Indian American Historian Rohit De Named One of 27 Carnegie Fellows

Rohit De is a legal historian who studies South Asia, postcolonialism, and the role of lawyers in politics

NEW YORK (TIP): Rohit De, an associate professor of history at Yale University, has been named a 2020 Andrew Carnegie Fellow. He joins a class of 27 fellows, each of whom receives up to $200,000 to pursue a writing and research project.

De is a legal historian who studies South Asia, postcolonialism, and the role of lawyers in politics. Among other topics, his research has explored the significance of political trials in Asia and Africa in the 1950s, and constitutions in South Asia.
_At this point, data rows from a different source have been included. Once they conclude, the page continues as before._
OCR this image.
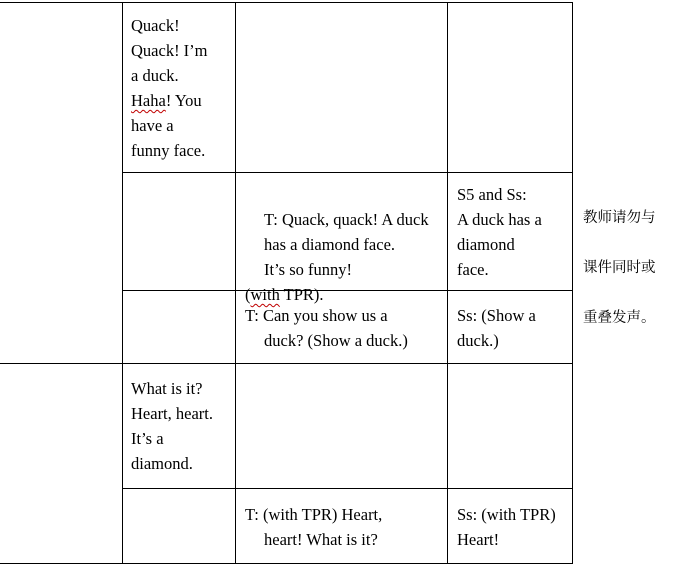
Quack!
Quack! I’m
a duck.
Haha! You
have a
funny face.

T: Quack, quack! A duck
has a diamond face.
It’s so funny!

(with TPR).

S5 and Ss:
A duck has a
diamond
face.
T: Can you show us a
duck? (Show a duck.)
Ss: (Show a
duck.)
What is it?
Heart, heart.
It’s a
diamond.
T: (with TPR) Heart,
heart! What is it?
Ss: (with TPR)
Heart!
教师请勿与
课件同时或
重叠发声。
Professor De’s book A People’s Constitution: Law and Everyday Life in the Indian Republic(Princeton University Press) explores how the Indian constitution, despite its elite authorship and alien antecedents, came to permeate everyday life and imagination in India during its transition from a colonial state to a democratic republic. Mapping the use and appropriation of constitutional language and procedure by diverse groups such as butchers and sex workers, street vendors and petty businessmen, journalists and women social workers, it offers a constitutional history from below. He continues to write on the social and intellectual foundations of constitutionalism in South Asia.

He is current research focuses around two major strands: the histories of political lawyering and the nature of the postcolonial state in South Asia.